Friday, October 22, 2021

Single quad in-source fragmentation targeted proteomics!

 


Wooo! I knew this was coming, and am excited to see it out


Some people in California have been investigating whether we need all this fancy hardware for targeted analysis. They started with metabolites, but - hey - why not extend it to peptides? 

It all comes down to confidence metrics, right? Is this your molecule of interest? How many points do you need to prove it? 

Some people go all the way one direction where they have:

Molecule retention time

Exact mass (or mass out to 3 decimal places)

Exact mass of every fragment ion (or out to 2 or 3 decimal places)

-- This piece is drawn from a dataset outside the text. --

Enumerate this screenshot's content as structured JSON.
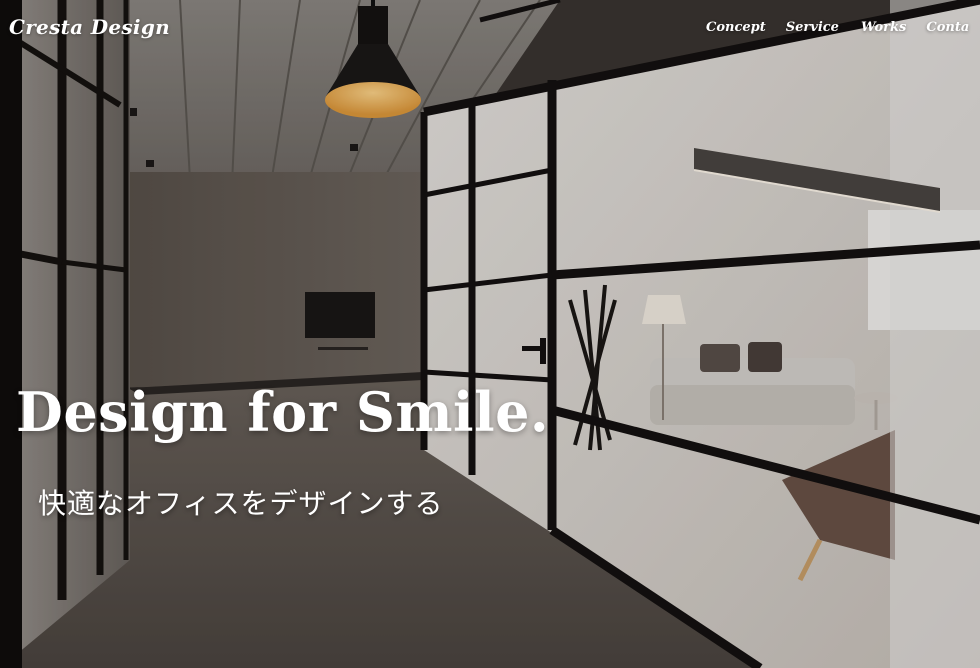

Increasingly, they also have ion mobility values of some kind (I'd go so far as say that FAIMS should count here)

And maybe they even have internal standards 

This is obviously superb and amazing and extremely high confidence AND ABSURDLY EXPENSIVE. Good for you if you've got the cash, but I'm in the U.S. and we need to make sure that extremely wealthy people get paid every time we need a medical test. 

If we want proteomics in the clinic, we need to cut costs all over the place. Years ago I was told $8 needs to be the target for an assay that can be billed to a patient for $800. Those costs have ballooned out, but it's tough to get there when you start with a $1 million dollar instrument.

Start with a $60k single quad? Now you can start talking about new assays that will make enough profit for hospital administrators and insurance companies that they'll let you even try to help patients.

The specificity in these matrices is suprisingly good. I highly recommend this study.